Published: Tuesday, August 21, 2007
Food manufacturer to expand
The six-acre site on McClurg Road will house the Summer Garden corporate offices and a processing plant.
By WILLIAM K. ALCORN
VINDICATOR STAFF WRITER
BOARDMAN — Summer Garden Food Manufacturing, formerly known as Zidian Manufacturing, announced Monday a $6 million expansion project in the 500 block of McClurg Road.
"It is a dream I shared with my late father, John, who started the business years ago by making spaghetti dinners for Sacred Heart Church," said Thomas Zidian, president and chief executive officer of Gia Brands.
"He always talked about manufacturing [bottling] sauce. If he was here today, I know he would be very proud," Zidian said of his father.
The Gia Russa pasta sauce, one of the company's better known products, got its start in Thomas Zidian's kitchen, where he experimented bottling the sauce until it had the fresh taste he wanted.
Zidian, speaking at a news conference Monday at the new company office building, said he was introduced to a "whole new world of fresh pasta sauces" on several trips to Italy. He could not find a company in Italy to manufacture the sauce the way he wanted, however, so he did some testing and bottling at home and found it could be done.
That was some seven years ago. Today, Gia Russa Select Pasta Sauces and Starletta Organic Pasta Sauce are sold in 5,000 retail stores nationally, and Summer Garden produces many private label products for retailer programs and restaurant brands as well as such food products as soups, pastas, salsas, toppings and salad dressing.
About new facility
The six-acre site on McClurg will house the corporate offices for Summer Garden and Gia Brands, as well as the manufacturing building. The ceremonial groundbreaking was Monday.
The company currently has facilities in Youngstown and Coitsville, which will continue to operate while the new facility is being built.
Zidian offered thanks to his mother, Alice, his wife, Jill, and other family members and friends who were in attendance for their support in building the successful business.
The design phase of the project is complete, and design of the processing line has been under way for a year. The final two phases are designing the processing line so it can handle other products, and opening the plant in the spring of 2008, officials said.
Zidian said the company now imports $2.5 million a year in specialty products, which he said the company will be able to produce in the Boardman facility by purchasing specialized equipment and investing in research and development to perfect the process.
Zidian said the company employs 11 people and will add 25 more when the new facility opens.
Zidian said he is particularly proud that the new facility will be environmentally friendly.
The business adheres to the Leadership in Energy and Environmental Design (LEED) Green Building Rating System, developed by the U.S. Green Building Council, and is one of the first in the area to do so, said Tim Thomas, consultant architect for LEED process.
Some of the aspects of the program include using 10 percent to 20 percent of recycled materials; buying at least 10 percent of materials within a 500-mile radius; and building a permeable parking lot that will prevent 20 percent to 30 percent runoff.

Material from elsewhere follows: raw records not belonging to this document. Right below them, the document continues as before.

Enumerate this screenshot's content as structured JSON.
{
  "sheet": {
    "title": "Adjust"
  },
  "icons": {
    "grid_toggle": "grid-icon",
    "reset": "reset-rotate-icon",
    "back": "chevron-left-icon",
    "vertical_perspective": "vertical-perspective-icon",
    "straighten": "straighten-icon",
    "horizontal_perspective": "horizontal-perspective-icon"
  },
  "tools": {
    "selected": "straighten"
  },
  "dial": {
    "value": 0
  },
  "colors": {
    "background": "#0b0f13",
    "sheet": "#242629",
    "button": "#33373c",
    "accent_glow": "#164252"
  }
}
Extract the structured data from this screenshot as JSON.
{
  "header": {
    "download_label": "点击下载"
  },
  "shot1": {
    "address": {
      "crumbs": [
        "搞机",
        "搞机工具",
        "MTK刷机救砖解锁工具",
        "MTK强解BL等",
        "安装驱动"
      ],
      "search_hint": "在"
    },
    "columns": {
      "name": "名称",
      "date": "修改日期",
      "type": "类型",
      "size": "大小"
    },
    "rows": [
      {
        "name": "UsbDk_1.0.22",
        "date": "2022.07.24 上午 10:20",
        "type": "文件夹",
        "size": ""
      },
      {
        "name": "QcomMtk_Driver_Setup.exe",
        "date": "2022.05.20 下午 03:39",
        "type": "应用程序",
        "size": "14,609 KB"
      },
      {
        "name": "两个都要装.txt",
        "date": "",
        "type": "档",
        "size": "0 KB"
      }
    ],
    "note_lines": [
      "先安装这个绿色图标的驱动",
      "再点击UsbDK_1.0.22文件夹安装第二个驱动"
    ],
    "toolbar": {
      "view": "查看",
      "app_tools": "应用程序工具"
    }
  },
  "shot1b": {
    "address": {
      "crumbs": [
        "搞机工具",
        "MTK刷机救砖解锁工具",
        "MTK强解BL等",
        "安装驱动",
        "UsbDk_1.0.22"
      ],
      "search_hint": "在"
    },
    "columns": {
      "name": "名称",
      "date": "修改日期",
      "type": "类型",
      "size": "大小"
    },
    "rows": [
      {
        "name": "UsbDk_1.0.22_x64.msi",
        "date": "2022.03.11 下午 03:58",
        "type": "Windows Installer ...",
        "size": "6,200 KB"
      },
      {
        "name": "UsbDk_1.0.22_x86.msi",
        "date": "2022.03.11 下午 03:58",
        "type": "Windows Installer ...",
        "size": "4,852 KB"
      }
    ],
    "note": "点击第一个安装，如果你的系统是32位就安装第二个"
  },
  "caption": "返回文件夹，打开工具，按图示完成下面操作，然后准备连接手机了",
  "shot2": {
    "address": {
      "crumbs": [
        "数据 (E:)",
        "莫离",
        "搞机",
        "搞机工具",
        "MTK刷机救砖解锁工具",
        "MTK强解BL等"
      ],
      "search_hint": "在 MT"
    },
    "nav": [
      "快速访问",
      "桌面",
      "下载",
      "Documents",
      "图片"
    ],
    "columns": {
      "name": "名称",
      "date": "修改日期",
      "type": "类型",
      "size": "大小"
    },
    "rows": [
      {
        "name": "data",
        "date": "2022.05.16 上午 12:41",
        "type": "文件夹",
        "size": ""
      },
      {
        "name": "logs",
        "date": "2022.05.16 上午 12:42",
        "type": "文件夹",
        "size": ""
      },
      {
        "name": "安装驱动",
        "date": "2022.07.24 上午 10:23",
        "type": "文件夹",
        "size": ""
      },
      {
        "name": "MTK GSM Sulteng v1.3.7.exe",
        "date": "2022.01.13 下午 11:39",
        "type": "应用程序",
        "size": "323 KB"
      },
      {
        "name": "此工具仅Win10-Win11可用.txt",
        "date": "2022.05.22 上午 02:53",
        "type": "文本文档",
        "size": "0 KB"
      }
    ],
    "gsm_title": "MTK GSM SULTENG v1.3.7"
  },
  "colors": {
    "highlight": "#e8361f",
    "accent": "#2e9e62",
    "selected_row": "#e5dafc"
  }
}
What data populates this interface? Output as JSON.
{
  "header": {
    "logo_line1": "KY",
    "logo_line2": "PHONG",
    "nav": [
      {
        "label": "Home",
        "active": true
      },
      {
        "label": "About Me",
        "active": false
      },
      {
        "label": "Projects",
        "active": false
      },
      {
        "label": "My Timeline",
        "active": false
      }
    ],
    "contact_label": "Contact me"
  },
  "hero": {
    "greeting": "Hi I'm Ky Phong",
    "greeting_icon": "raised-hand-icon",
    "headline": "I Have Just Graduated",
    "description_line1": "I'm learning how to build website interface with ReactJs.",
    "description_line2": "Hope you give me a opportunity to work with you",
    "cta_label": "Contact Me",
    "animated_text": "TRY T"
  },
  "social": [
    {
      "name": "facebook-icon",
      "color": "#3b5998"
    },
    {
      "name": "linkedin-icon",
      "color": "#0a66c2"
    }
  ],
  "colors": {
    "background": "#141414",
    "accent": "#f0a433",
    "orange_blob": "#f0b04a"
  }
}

The company has plans to use the saved rainwater to flush toilets and cool bottles of product in the production phase, and will incorporate more day-lighted space in the building.
Zidian said it will cost an additional $500,000 to $1 million to "go green. But to me that's just being environmentally friendly," he said.
Zidian is also being friendly to the Mahoning Valley by locating his business here. He said it would have been easier and less expensive to locate in Florida, where the company has a warehouse to receive its tomatoes from Italy.
"But our roots are here and I wanted to be here," he said.